Wednesday, December 24, 2008

A Conundrum

All of a sudden, there are too many things to write about if I'm to finish ripping the Bush Administration by Inauguration Day. On the other hand, it is Christmas Eve, hardly the time to be writing mean things about Dick Cheney that he'll never see or worry about. I've said all I plan to about the Right's phony "war on Christmas". I wrote it a year ago and nothing's changed. It's a conundrum - writing now, I mean.
So let's settle on something neutral. Baseball, for instance. Teams and players come and go at such a pace that most people can be forgiven for not knowing a thing about the Tampa Bay Rays or that the last game of old Yankee Stadium has already been played.
But some players, I submit, deserve perhaps even more than the attention they get from the local fans. Take, for instance, the recently retired Greg Maddox. All he did was his job, superbly, for over 20 years, not only as a pitcher, but a part-time hitter, fielder and even occasional base runner.
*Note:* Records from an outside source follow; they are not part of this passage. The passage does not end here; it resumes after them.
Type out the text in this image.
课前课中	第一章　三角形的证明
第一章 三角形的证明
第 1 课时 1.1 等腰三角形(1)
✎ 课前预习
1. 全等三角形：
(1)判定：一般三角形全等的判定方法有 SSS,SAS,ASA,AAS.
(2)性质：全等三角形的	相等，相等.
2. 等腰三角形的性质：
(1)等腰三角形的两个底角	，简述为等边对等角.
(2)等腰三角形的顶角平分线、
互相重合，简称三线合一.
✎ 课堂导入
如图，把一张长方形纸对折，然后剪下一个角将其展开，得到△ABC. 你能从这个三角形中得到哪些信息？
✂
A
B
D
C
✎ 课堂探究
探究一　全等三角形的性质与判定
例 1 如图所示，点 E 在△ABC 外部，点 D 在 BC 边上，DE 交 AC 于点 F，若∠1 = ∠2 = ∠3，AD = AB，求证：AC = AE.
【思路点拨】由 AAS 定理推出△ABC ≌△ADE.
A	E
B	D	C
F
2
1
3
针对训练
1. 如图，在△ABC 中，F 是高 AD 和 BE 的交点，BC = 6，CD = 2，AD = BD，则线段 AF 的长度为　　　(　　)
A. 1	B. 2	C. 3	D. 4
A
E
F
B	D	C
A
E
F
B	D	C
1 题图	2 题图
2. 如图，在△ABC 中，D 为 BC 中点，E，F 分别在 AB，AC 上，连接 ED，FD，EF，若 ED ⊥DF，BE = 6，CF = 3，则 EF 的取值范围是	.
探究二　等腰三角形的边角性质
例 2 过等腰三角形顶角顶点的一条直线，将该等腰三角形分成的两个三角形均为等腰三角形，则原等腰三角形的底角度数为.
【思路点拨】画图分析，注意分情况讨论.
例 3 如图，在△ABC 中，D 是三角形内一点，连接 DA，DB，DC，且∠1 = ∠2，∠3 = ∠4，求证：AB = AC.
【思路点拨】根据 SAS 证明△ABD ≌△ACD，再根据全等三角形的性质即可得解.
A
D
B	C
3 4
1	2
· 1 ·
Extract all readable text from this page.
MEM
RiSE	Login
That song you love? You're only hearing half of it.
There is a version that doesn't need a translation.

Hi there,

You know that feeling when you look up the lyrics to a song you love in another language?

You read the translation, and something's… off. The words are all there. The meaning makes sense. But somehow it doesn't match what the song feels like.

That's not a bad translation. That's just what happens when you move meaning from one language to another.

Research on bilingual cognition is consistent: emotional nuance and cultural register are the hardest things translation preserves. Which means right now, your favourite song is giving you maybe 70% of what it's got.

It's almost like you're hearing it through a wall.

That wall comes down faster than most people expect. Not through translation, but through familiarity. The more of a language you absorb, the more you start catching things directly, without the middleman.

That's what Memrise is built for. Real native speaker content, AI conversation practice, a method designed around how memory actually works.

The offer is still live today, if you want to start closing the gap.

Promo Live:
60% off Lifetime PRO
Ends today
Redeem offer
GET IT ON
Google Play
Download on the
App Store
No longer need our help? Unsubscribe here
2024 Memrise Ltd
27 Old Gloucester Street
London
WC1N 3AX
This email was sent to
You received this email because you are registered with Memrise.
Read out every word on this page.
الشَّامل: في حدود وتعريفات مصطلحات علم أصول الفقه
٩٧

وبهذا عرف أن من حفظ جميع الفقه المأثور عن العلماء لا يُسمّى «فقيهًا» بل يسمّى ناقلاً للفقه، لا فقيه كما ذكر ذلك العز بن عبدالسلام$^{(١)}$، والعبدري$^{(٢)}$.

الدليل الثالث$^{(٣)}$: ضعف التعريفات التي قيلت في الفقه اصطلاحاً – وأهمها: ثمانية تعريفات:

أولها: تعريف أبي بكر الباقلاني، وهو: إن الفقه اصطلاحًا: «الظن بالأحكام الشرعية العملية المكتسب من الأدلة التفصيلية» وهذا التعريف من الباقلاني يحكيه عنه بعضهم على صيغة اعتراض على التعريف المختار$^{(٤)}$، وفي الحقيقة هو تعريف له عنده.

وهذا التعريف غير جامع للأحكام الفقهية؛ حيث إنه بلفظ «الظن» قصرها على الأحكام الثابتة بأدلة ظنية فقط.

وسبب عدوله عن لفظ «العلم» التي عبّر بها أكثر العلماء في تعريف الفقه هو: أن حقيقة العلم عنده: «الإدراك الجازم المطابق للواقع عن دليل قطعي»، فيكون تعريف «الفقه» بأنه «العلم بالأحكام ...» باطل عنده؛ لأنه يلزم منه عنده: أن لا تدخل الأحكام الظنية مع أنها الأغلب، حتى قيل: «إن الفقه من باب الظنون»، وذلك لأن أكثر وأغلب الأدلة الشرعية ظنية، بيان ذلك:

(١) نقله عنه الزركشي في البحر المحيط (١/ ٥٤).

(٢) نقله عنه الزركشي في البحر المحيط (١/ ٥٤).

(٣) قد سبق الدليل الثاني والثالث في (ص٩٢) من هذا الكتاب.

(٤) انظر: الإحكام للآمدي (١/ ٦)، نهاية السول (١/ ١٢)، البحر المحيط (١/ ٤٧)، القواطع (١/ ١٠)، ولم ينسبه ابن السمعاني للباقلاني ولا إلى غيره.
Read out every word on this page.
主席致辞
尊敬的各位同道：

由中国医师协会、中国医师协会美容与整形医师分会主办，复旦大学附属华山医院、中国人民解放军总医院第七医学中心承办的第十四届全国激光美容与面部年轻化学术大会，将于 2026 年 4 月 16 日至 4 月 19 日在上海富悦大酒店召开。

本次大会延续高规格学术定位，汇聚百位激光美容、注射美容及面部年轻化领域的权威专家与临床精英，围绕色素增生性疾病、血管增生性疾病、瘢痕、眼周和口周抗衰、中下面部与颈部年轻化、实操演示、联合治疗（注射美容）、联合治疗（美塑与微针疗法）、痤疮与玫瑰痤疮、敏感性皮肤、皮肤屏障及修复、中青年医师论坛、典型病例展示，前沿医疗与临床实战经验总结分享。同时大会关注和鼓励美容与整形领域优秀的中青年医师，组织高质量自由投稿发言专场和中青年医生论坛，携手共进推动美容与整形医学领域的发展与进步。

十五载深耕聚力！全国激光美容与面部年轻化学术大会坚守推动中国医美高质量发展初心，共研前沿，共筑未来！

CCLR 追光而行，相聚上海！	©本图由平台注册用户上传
Fair or not, pitching success depends on inches, or fractions of inches, on specific pitches delivered in very specific situations. At this, Maddoz seemed to always be a pitch or two ahead of his competitors - major league hitters. His was not the the blinding fastball approach of a Roger Clemens or the whirligig breaking balls served up by Pedro Martinez. He just wanted to beat the batters any way he could, with as few pitches as possible. The glamore could go to someone else, Maddox saw his job as simply doing everything needed to hang up the "w", then prepare for his next start.
He became known for several rather rare trademarks. The first, in a world which now features the average major league game lasting three hours or more, the Maddox starts often were over in closer to two hours, oweing to the pitcher's goal of self preservation. In addition, he was a wonder of endurance. All he did was win 13 games or more as a starter for 20 consecutive years. Sure, he finally wore out, but he's now 44 years old.
They didn't hire him to hit, but in the National League, pitchers are called on to do just that, and he did it creditably every year. He had speed good enough to be a pinch runner when needed, and he won more Golden Glove awards for fielding his position than most kids get these days for "participation" in Summer School Art.
But his game didn't bring forth gasps from the crowd, and he could walk in many US cities without being recognized. All he did was to surpass the normal unofficial standard for Hall of Fame induction by almost 20%, winning almost 360 games in his career. He never had a bad headline for off the field troubles and helped his main team, the Atlanta Braves, dominate their division for over a decade. If he had been a physicist, his name would have been Einstein.
Have a nice, long, happy retirement, Man. You've earned it.